Lyrics by W.S. Gilbert, Music by Arthur Sullivan
Directed by Donald Dexter
Music Direction by Christopher RamaekersPerformed at the Bartell Theatre on the Drury Stage
Arthur Sullivan’s exhilarating music and W.S. Gilbert’s wicked-funny wit impale the Victorian horror genre in Ruddigore, or The Witch’s Curse. Musicians, singers, and dancers take the stage to perform this rarely produced and hilarious tale of madcap macabre. As Douglas R. Miller of the Harvard-Radcliffe Gilbert & Sullivan Players said of Ruddigore, “Melodrama and satire both function through distortion to the extremes; Gilbert has fused the two into a high comedy of extreme characters and circumstances.”
While a belief in spectral intervention is not as common as it once was, we are still the anxious children of our parents.

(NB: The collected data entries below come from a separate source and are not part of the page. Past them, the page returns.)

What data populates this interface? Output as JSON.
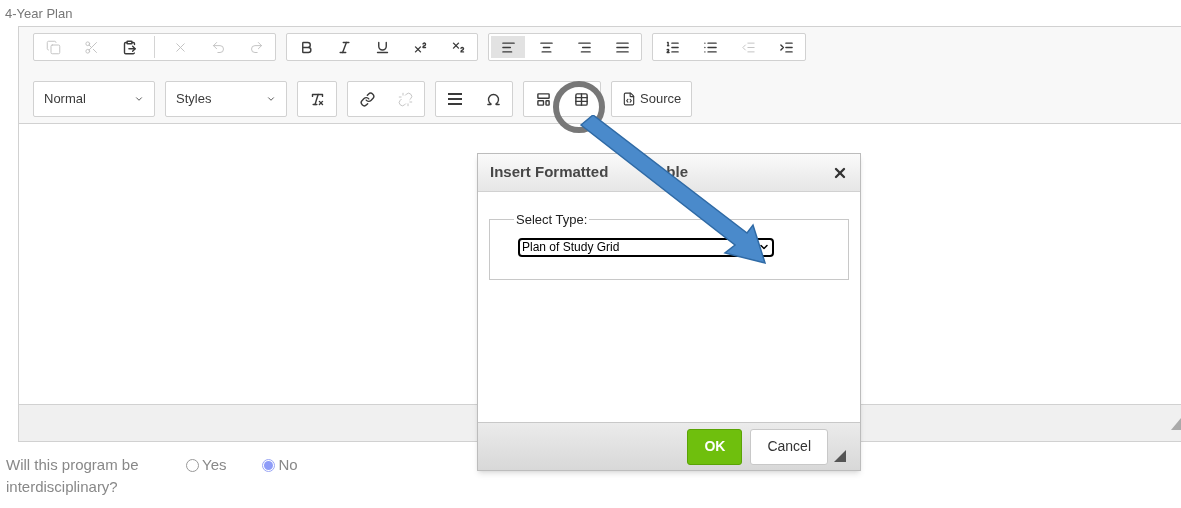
{
  "field_label": "4-Year Plan",
  "toolbar": {
    "rows": [
      [
        [
          {
            "kind": "copy",
            "disabled": true,
            "selected": false
          },
          {
            "kind": "cut",
            "disabled": true,
            "selected": false
          },
          {
            "kind": "paste",
            "disabled": false,
            "selected": false
          },
          {
            "kind": "separator"
          },
          {
            "kind": "remove",
            "disabled": true,
            "selected": false
          },
          {
            "kind": "undo",
            "disabled": true,
            "selected": false
          },
          {
            "kind": "redo",
            "disabled": true,
            "selected": false
          }
        ],
        [
          {
            "kind": "bold",
            "disabled": false,
            "selected": false
          },
          {
            "kind": "italic",
            "disabled": false,
            "selected": false
          },
          {
            "kind": "underline",
            "disabled": false,
            "selected": false
          },
          {
            "kind": "superscript",
            "disabled": false,
            "selected": false
          },
          {
            "kind": "subscript",
            "disabled": false,
            "selected": false
          }
        ],
        [
          {
            "kind": "align-left",
            "disabled": false,
            "selected": true
          },
          {
            "kind": "align-center",
            "disabled": false,
            "selected": false
          },
          {
            "kind": "align-right",
            "disabled": false,
            "selected": false
          },
          {
            "kind": "justify",
            "disabled": false,
            "selected": false
          }
        ],
        [
          {
            "kind": "numbered-list",
            "disabled": false,
            "selected": false
          },
          {
            "kind": "bulleted-list",
            "disabled": false,
            "selected": false
          },
          {
            "kind": "outdent",
            "disabled": true,
            "selected": false
          },
          {
            "kind": "indent",
            "disabled": false,
            "selected": false
          }
        ]
      ],
      [
        [
          {
            "kind": "combo",
            "label": "Normal",
            "disabled": false,
            "selected": false
          }
        ],
        [
          {
            "kind": "combo",
            "label": "Styles",
            "disabled": false,
            "selected": false
          }
        ],
        [
          {
            "kind": "clear-format",
            "disabled": false,
            "selected": false
          }
        ],
        [
          {
            "kind": "link",
            "disabled": false,
            "selected": false
          },
          {
            "kind": "unlink",
            "disabled": true,
            "selected": false
          }
        ],
        [
          {
            "kind": "rule",
            "disabled": false,
            "selected": false
          },
          {
            "kind": "omega",
            "disabled": false,
            "selected": false
          }
        ],
        [
          {
            "kind": "template",
            "disabled": false,
            "selected": false
          },
          {
            "kind": "table",
            "disabled": false,
            "selected": false
          }
        ],
        [
          {
            "kind": "source",
            "label": "Source",
            "disabled": false,
            "selected": false
          }
        ]
      ]
    ]
  },
  "dialog": {
    "title_parts": [
      "Insert Formatted",
      "ble"
    ],
    "fieldset_legend": "Select Type:",
    "select_value": "Plan of Study Grid",
    "buttons": [
      {
        "kind": "primary",
        "label": "OK"
      },
      {
        "kind": "secondary",
        "label": "Cancel"
      }
    ]
  },
  "question": {
    "text": "Will this program be interdisciplinary?",
    "options": [
      {
        "label": "Yes",
        "selected": false
      },
      {
        "label": "No",
        "selected": true
      }
    ]
  }
}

Even after our parents are gone, we still have a nagging dread of disappointing them, coupled with the worry that our most personal desires are an affront to society. The operetta’s love story parallels the ghost story in that two young people who ought to be in love are not allowed to be, due to a strict interpretation of Victorian etiquette. By taking these notions to farcical extremes, Gilbert creates a comical catharsis that liberates us from our fears.
Sir Arthur Sullivan’s music for Ruddigore is in turn romantic, melodramatic, and humorous. Some consider this score to be the finest that he composed for any of the Gilbert & Sullivan operettas.